Perdas pessoais também podem afetar muito o comportamento da criança e podem ser informadas no relatório de transição. O professor não precisa contar para toda a turma sobre a perda da criança, mas saber da situação pode ajudar a entender melhor seu comportamento. Além disso, é comum que em alguma conversa ou atividade a própria criança traga essa questão à tona (para se aprofundar no tema, confira o box “Como falar de morte com as crianças”)

5. Como apoiar as famílias na transição? 

Apesar do foco estar nas crianças, as famílias também estão passando por uma transição e devem ser incluídas nesse processo. “Nas reuniões, conversamos com as famílias sobre essa mudança, pois elas também estão apegadas à Educação Infantil, conhecem o espaço e os professores.

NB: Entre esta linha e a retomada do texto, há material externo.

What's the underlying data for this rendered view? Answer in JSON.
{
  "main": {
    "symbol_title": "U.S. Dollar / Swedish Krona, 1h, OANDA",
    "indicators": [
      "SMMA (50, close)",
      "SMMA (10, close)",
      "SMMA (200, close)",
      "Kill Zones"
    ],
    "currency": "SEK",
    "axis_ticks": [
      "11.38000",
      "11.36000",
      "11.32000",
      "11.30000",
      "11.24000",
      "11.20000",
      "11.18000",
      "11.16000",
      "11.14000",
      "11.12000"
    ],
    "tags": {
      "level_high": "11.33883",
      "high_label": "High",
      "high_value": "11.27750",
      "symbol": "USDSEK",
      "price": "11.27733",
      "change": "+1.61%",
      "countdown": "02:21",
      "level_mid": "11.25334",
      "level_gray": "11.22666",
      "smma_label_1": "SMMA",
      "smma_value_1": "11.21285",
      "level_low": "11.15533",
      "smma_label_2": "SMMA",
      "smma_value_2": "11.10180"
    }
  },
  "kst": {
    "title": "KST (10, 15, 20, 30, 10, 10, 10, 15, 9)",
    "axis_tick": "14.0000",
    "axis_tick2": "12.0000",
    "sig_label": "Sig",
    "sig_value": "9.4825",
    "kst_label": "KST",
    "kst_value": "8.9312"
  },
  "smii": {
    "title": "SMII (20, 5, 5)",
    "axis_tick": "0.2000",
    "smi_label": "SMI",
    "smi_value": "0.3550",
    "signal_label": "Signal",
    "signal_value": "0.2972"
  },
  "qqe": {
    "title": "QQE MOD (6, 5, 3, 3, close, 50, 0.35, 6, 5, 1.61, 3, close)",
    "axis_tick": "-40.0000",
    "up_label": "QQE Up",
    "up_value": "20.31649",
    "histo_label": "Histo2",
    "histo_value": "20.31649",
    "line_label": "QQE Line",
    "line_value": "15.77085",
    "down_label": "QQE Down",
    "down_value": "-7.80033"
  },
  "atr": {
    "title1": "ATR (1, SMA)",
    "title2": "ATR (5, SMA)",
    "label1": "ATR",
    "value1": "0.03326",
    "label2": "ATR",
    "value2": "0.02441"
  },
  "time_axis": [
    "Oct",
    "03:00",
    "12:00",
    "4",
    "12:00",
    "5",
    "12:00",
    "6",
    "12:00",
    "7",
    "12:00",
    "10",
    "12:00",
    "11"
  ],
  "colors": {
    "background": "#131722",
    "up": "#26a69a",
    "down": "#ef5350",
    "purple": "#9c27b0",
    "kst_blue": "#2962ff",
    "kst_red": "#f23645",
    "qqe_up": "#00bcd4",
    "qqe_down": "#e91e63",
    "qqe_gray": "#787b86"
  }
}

É importante deixar claro que a escola vai estar sempre ali para quando as crianças e os pais quiserem visitá-la”.

Sugira também, se possível, que os pais levem os filhos para visitar sua futura escola até o final do ano. Outra ação muito importante é tranquilizar os familiares em relação à aprendizagem das crianças. Explique e deixe claro que mesmo em casa elas continuam aprendendo em sua vida cotidiana. Reforce também que processo de letramento é iniciado na Educação Infantil, mas a alfabetização é uma conquista prevista para os primeiros anos do Ensino Fundamental.